Darurat perlindungan generasi dari Prostitusi Online Open BO, hal ini dikarenakan persoalan ini tidak hanya terjadi di jogja maupun nasional tapi juga di seluruh dunia. Situs UNICEF melaporkan diperkirakan ada 150 juta anak perempuan dan 73 juga anak lelaki usia di bawah 18 tahun yang mengalami kekerasan dan eksploitasi seksual. Diperkirakan ada 1,8 juta anak mengalami eksploitasi seksual di jaringan prostitusi dan pornografi. Ada sekitar 1 juta anak yang setiap tahun terjerumus ke dalam dunia prostitusi setiap tahunnya.
Tidak salah kalau kita katakan jaringan prostitusi online, lahir dari nafsu bejat kapitalisme. Bagi pelaku bisnis di alam kapitalisme, barang ekonomi (economic good) adalah apa saja yang ada peminatnya dan harganya cocok sehingga bisa ditransaksikan, termasuk prostitusi online. Beberapa kasus yang diungkap kepolisian menemukan fakta sejumlah mucikari sama-sama masih di bawah umur, usia SMP, dan teman mereka juga. Mirisnya, ada kasus orangtua yang justru terlibat dalam prostitusi anak. Mereka melacurkan anak-anak mereka. Naudzubillah.
Meningkatnya pelacuran anak di tanah air adalah gambaran negara gagal melindungi warganya sendiri. Gagal memberikan jaminan kebutuhan hidup, dan gagal menjamin keamanan sosial sampai-sampai mereka menjadi korban human trafficking. Padahal masalah ini sudah sering diingatkan oleh banyak kalangan seperti KPAI dan sejumlah LSM serta tokoh pendidikan. Namun hingga hari ini tak ada penanganan serius oleh pemerintah dari masa ke masa. Publik patut bertanya, apa saja yang dilakukan pemerintah untuk menangani persoalan ini? Apakah ini akan dibiarkan terus berkelanjutan?
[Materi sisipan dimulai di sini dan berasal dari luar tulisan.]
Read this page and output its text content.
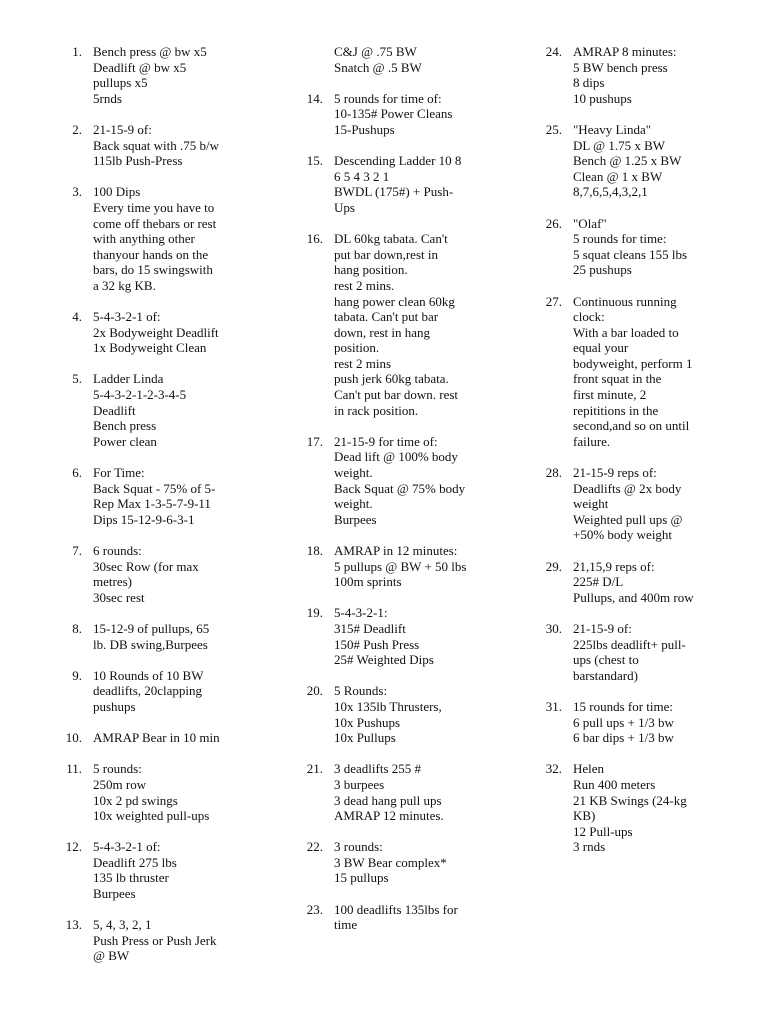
1. Bench press @ bw x5
Deadlift @ bw x5
pullups x5
5rnds
2. 21-15-9 of:
Back squat with .75 b/w
115lb Push-Press
3. 100 Dips
Every time you have to
come off thebars or rest
with anything other
thanyour hands on the
bars, do 15 swingswith
a 32 kg KB.
4. 5-4-3-2-1 of:
2x Bodyweight Deadlift
1x Bodyweight Clean
5. Ladder Linda
5-4-3-2-1-2-3-4-5
Deadlift
Bench press
Power clean
6. For Time:
Back Squat - 75% of 5-
Rep Max 1-3-5-7-9-11
Dips 15-12-9-6-3-1
7. 6 rounds:
30sec Row (for max
metres)
30sec rest
8. 15-12-9 of pullups, 65
lb. DB swing,Burpees
9. 10 Rounds of 10 BW
deadlifts, 20clapping
pushups
10. AMRAP Bear in 10 min
11. 5 rounds:
250m row
10x 2 pd swings
10x weighted pull-ups
12. 5-4-3-2-1 of:
Deadlift 275 lbs
135 lb thruster
Burpees
13. 5, 4, 3, 2, 1
Push Press or Push Jerk
@ BW
C&J @ .75 BW
Snatch @ .5 BW
14. 5 rounds for time of:
10-135# Power Cleans
15-Pushups
15. Descending Ladder 10 8
6 5 4 3 2 1
BWDL (175#) + Push-
Ups
16. DL 60kg tabata. Can't
put bar down,rest in
hang position.
rest 2 mins.
hang power clean 60kg
tabata. Can't put bar
down, rest in hang
position.
rest 2 mins
push jerk 60kg tabata.
Can't put bar down. rest
in rack position.
17. 21-15-9 for time of:
Dead lift @ 100% body
weight.
Back Squat @ 75% body
weight.
Burpees
18. AMRAP in 12 minutes:
5 pullups @ BW + 50 lbs
100m sprints
19. 5-4-3-2-1:
315# Deadlift
150# Push Press
25# Weighted Dips
20. 5 Rounds:
10x 135lb Thrusters,
10x Pushups
10x Pullups
21. 3 deadlifts 255 #
3 burpees
3 dead hang pull ups
AMRAP 12 minutes.
22. 3 rounds:
3 BW Bear complex*
15 pullups
23. 100 deadlifts 135lbs for
time
24. AMRAP 8 minutes:
5 BW bench press
8 dips
10 pushups
25. "Heavy Linda"
DL @ 1.75 x BW
Bench @ 1.25 x BW
Clean @ 1 x BW
8,7,6,5,4,3,2,1
26. "Olaf"
5 rounds for time:
5 squat cleans 155 lbs
25 pushups
27. Continuous running
clock:
With a bar loaded to
equal your
bodyweight, perform 1
front squat in the
first minute, 2
repititions in the
second,and so on until
failure.
28. 21-15-9 reps of:
Deadlifts @ 2x body
weight
Weighted pull ups @
+50% body weight
29. 21,15,9 reps of:
225# D/L
Pullups, and 400m row
30. 21-15-9 of:
225lbs deadlift+ pull-
ups (chest to
barstandard)
31. 15 rounds for time:
6 pull ups + 1/3 bw
6 bar dips + 1/3 bw
32. Helen
Run 400 meters
21 KB Swings (24-kg
KB)
12 Pull-ups
3 rnds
Dalam syariat Islam, sistem kehidupan yang paripurna, kaum Muslim baik keluarga apalagi pemerintah diberikan tanggung jawab untuk melindungi setiap anggota keluarga. Di level keluarga, ayah bertanggung jawab memberikan nafkah pada istri dan anak-anaknya. Selain juga menjaga keamanan mereka dari berbagai gangguan.
Di level masyarakat, setiap anggota masyarakat ada kewajiban untuk saling ta’awun bil birri wa taqwa (tolong menolong dalam kebaikan dan ketakwaan) pada siapa saja. Termasuk memberikan bantuan sosial dan juga menjamin rasa aman lingkungan.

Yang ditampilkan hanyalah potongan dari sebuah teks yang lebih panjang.